Favier regardait son cahier de notes de débit.

— N’importe ! reprit-il, je lui en ai collé pour deux cent quatre-vingt-treize francs. Ça me fait près de trois francs.

Hutin pinça les lèvres, et il soulagea sa rancune sur les cahiers de notes de débit : encore une drôle d’invention qui leur encombrait les poches ! Il y avait entre eux une lutte sourde. Favier, d’habitude, affectait de s’effacer, de reconnaître la supériorité de Hutin, quitte à le manger par derrière. Aussi ce dernier souffrait-il des trois francs emportés d’une façon si aisée, par un vendeur qu’il ne reconnaissait pas de sa force. Une belle journée, vraiment ! Si ça continuait, il ne gagnerait pas de quoi payer de l’eau de seltz à ses invités.
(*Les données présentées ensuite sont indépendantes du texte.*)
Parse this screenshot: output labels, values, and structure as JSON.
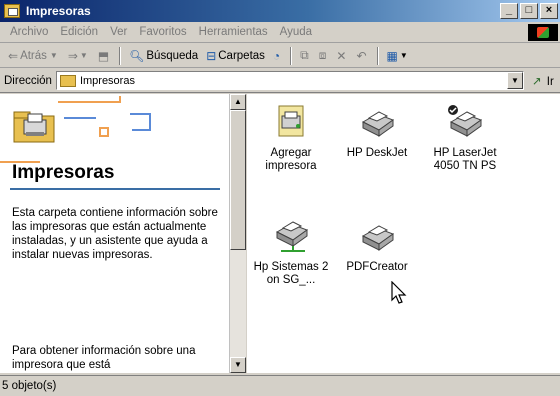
{
  "window": {
    "title": "Impresoras"
  },
  "menu": [
    "Archivo",
    "Edición",
    "Ver",
    "Favoritos",
    "Herramientas",
    "Ayuda"
  ],
  "toolbar": {
    "back": "Atrás",
    "search": "Búsqueda",
    "folders": "Carpetas"
  },
  "address": {
    "label": "Dirección",
    "value": "Impresoras",
    "go": "Ir"
  },
  "left_panel": {
    "title": "Impresoras",
    "description": "Esta carpeta contiene información sobre las impresoras que están actualmente instaladas, y un asistente que ayuda a instalar nuevas impresoras.",
    "more": "Para obtener información sobre una impresora que está"
  },
  "items": [
    {
      "label": "Agregar impresora",
      "icon": "add-printer-icon"
    },
    {
      "label": "HP DeskJet",
      "icon": "printer-icon"
    },
    {
      "label": "HP LaserJet 4050 TN PS",
      "icon": "default-printer-icon"
    },
    {
      "label": "Hp Sistemas 2 on SG_...",
      "icon": "network-printer-icon"
    },
    {
      "label": "PDFCreator",
      "icon": "printer-icon"
    }
  ],
  "status": {
    "text": "5 objeto(s)"
  }
}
Et, dans la bataille qui s’échauffait, il se promenait devant les comptoirs, les dents longues, voulant sa part, jalousant jusqu’à son chef, en train de reconduire la jeune femme maigre, à laquelle il répétait :

— Eh bien ! c’est entendu. Dites-lui que je ferai mon possible pour obtenir cette faveur de monsieur Mouret.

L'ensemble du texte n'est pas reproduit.